Frequently Asked Questions

What is linked open data in a heritage context?

It is collection data expressed as RDF statements where every record, place, person and concept gets a resolvable HTTP URI, so machines can follow links between your catalogue and external sources like Wikidata or the Getty vocabularies.

Do I need to convert my whole catalogue at once?

No. Start with one well-described series of a few hundred records, model that thoroughly, publish it, and iterate. A small clean dataset linked to authorities is far more useful than a large unmodelled dump.

What vocabularies should a beginner pick?

Begin with Dublin Core Terms and schema.org for description, SKOS for your thesauri, and reuse Getty AAT, Wikidata and GeoNames URIs for subjects and places before considering CIDOC CRM.

How much RDF do I need to learn first?

Enough to read a Turtle file and recognise subject-predicate-object structure.
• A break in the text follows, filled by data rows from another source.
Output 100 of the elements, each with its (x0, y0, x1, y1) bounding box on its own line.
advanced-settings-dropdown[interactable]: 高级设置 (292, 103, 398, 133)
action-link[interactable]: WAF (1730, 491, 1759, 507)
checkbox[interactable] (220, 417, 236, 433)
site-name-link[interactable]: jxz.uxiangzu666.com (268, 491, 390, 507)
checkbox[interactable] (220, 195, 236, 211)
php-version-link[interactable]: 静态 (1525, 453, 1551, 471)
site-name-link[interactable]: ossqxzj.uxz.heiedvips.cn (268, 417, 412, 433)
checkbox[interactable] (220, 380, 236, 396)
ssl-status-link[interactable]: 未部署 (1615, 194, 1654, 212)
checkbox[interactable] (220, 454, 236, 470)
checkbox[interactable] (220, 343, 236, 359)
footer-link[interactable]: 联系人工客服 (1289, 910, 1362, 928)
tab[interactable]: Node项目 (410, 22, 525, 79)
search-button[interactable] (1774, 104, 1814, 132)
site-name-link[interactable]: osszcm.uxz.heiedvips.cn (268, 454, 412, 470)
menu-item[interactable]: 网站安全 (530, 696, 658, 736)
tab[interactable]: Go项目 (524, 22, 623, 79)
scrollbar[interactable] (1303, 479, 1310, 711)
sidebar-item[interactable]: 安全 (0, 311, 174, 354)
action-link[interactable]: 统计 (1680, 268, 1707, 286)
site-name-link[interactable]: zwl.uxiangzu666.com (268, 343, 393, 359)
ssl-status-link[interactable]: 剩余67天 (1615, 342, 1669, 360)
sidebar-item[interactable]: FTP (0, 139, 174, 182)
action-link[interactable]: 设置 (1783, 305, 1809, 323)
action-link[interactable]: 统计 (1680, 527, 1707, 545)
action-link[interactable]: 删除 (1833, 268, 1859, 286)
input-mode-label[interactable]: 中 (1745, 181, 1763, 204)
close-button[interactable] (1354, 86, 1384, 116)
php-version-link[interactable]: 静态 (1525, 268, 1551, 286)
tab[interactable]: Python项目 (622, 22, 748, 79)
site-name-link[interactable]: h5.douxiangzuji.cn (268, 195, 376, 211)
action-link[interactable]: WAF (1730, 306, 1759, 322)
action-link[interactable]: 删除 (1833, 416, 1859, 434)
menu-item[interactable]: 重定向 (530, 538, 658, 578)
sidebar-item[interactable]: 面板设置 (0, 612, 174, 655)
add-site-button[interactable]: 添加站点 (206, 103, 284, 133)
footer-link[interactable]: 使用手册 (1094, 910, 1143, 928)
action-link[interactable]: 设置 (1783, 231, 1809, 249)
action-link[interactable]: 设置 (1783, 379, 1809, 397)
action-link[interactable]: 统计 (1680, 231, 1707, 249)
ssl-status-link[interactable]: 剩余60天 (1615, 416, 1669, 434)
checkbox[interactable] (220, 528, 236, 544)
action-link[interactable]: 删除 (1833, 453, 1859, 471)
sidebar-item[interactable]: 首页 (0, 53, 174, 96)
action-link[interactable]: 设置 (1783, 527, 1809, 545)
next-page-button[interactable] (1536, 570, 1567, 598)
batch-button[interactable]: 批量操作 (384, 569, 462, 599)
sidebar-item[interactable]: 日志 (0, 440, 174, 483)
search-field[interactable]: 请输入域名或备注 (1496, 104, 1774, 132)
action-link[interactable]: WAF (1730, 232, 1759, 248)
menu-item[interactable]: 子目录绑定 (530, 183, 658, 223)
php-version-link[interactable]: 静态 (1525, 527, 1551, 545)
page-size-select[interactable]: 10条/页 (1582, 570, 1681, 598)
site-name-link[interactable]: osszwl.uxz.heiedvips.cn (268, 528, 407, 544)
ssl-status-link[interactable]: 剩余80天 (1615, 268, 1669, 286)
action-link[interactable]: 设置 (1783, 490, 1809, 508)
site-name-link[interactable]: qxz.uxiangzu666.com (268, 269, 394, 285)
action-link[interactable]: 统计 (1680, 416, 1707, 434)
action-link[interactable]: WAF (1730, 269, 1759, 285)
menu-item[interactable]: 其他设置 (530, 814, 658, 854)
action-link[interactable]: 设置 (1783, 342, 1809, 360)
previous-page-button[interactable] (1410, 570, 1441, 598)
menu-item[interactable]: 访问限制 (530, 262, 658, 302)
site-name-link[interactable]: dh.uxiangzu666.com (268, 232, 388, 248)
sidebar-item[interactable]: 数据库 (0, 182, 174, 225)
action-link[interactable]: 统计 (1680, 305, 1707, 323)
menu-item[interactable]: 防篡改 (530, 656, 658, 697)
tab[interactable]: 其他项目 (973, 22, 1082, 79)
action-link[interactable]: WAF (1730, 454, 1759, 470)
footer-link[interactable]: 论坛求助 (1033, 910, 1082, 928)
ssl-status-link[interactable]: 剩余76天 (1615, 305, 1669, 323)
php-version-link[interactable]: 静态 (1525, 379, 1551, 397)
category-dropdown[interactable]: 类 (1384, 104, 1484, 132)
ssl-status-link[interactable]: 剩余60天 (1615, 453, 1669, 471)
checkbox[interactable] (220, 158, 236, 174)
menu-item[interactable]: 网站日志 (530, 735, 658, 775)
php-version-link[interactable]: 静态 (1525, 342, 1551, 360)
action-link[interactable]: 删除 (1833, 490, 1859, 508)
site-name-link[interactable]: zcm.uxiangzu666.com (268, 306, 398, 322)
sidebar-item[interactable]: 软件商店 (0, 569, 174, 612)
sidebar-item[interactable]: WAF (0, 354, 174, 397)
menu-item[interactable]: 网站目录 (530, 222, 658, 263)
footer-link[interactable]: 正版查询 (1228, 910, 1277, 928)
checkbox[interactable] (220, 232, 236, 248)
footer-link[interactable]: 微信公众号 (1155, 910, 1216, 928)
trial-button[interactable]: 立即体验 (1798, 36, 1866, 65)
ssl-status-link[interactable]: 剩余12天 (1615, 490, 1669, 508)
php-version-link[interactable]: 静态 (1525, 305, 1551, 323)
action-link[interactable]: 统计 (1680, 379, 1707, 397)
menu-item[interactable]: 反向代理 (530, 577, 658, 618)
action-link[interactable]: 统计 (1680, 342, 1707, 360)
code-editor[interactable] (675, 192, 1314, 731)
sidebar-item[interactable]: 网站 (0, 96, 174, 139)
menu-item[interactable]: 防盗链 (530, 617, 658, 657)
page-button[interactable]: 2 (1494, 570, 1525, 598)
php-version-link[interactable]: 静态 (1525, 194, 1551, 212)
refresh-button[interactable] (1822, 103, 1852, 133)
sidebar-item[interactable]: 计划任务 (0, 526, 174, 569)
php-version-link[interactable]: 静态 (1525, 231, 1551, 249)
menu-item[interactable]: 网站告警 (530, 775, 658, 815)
You can produce valid RDF from a spreadsheet without hand-writing triples, so deep ontology theory can wait.

What is the single most common beginner mistake?

Minting opaque, non-persistent URIs tied to a software product (for example a CMS internal ID in the path). Design stable, technology-neutral URIs before you publish anything.

Is LOD worth it for a small archive?

Yes if you have authority-controlled names, places or subjects worth linking. The payoff is discoverability and reuse; the cost is a few weeks of modelling, not a new platform.